Another medical advance came in July, when the Trump administration issued an executive order modernizing the government’s fight against kidney disease.

An astonishing 15 percent of adults (37 million Americans) have kidney disease, and more than 120,000 start dialysis treatments to filter and replenish their blood every year. Kidney disease is the ninth-leading cause of death in the U.S., and taxpayers spend over $110 billion a year fighting it. Medicare funds kidney dialysis for all those who need it regardless of age. The money it spends is more than the budgets of the National Institutes of Health, the Department of Homeland Security, and NASA combined.

The Trump administration’s new order makes changes on several fronts. More kidneys will be made available for transplant and innovative treatments encouraged. But the thrust of the new approach will be to reverse the 50-year-old trend toward having dialysis patients go to a treatment center.

In 1973, 40 percent of dialysis patients had their treatments at home.

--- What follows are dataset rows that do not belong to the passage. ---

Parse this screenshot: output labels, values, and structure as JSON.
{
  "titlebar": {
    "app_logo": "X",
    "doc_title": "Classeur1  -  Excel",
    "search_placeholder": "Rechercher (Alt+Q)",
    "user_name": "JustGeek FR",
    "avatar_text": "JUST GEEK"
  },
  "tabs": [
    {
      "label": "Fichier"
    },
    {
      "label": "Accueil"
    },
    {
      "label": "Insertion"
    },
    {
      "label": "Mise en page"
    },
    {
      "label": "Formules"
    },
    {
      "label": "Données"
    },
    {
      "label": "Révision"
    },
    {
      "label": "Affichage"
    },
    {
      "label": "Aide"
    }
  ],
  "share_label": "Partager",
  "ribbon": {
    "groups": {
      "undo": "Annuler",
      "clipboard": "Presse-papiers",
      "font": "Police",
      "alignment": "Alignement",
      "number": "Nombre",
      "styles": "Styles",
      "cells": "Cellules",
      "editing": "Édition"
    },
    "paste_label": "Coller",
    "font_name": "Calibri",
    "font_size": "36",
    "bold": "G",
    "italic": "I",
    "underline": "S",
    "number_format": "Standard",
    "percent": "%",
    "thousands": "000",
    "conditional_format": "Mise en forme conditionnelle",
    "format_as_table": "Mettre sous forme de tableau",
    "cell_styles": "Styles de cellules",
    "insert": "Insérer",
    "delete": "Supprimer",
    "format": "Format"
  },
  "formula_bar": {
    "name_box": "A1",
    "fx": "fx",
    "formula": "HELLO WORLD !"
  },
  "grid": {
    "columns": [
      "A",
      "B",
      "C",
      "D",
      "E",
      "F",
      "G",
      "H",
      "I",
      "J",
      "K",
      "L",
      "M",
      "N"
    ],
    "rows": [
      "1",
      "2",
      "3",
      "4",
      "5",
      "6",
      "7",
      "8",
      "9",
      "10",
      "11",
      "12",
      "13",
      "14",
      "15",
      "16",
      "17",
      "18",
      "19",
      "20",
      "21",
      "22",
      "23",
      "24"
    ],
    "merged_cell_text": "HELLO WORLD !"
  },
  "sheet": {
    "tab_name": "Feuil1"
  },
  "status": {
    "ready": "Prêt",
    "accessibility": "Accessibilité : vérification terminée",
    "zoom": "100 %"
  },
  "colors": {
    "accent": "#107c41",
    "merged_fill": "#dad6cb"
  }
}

But then Medicare changed its incentive structure toward institutionalized treatment. Until recently, all machines built for dialysis treatments were large and believed to be too expensive to be used at home. As the number of people being treated in centers grew, the number of centers that offered home care shrank. By early this year, some 90 percent of patients were going to a dialysis center for their treatment.

One reason is that two large dialysis organizations have a hold on providing the service, cornering about 80 percent of the market. The industry lags in making improvements in innovation, cost, and flexibility. In 2019, a typical dialysis patient cost Medicare about $89,000 a year. Home dialysis is far less expensive and is far more often used in other industrialized countries. The government’s new policy will provide incentives for early diagnosis, better patient education, and holistic care services.

But the onslaught of COVID-19 has forced a rethink. People with kidney disease often require care up to three times a week and in person, sitting next to others. During a pandemic, requiring that kind of care can be life-threatening. Patients with kidney disease who have COVID-19 have among the highest rates of hospitalization. Patients spend many hours several times a week at dialysis centers, a grueling process that reduces the quality of both their lives and those of their caregivers.

So a key focus of the executive order is to encourage in-home dialysis. Because many patients find they suddenly need dialysis and often aren’t eager to be educated about home dialysis, they have been pushed toward treatment at centers instead. But home dialysis can be a safe treatment option that produces better health outcomes, doesn’t expose patients, and often costs less.

Starting next year, dialysis patients will be able to enroll in Medicare Advantage plans that provide better access to treatments that can be provided at home.

Many medical professionals believe the new approach will improve patient care. Rene, a dialysis nurse with Fresenius Kidney Care in Naples, Fla., told The American Spectator: “With 25 years of dialysis care experience, one of the most difficult things I’ve seen for our patients is loss of freedom because they can’t always have treatments on their time. An important priority for us is educating patients about their disease and treatment options even before they require dialysis, and I think most of them would choose in-home treatment.”

Kerri Toloczko, a senior policy fellow with the Institute for Liberty, says new medical-treatment thinking brought about by the challenges of the coronavirus are a long-overdue effort to shake up the system: “In the private sector, businesses ask customers what they want, and then provide it. In the government sector, bureaucrats decide what people want and demand they accept it. With these changes, putting patients’ needs ahead of bureaucratic system convenience could — and should — become baseline.”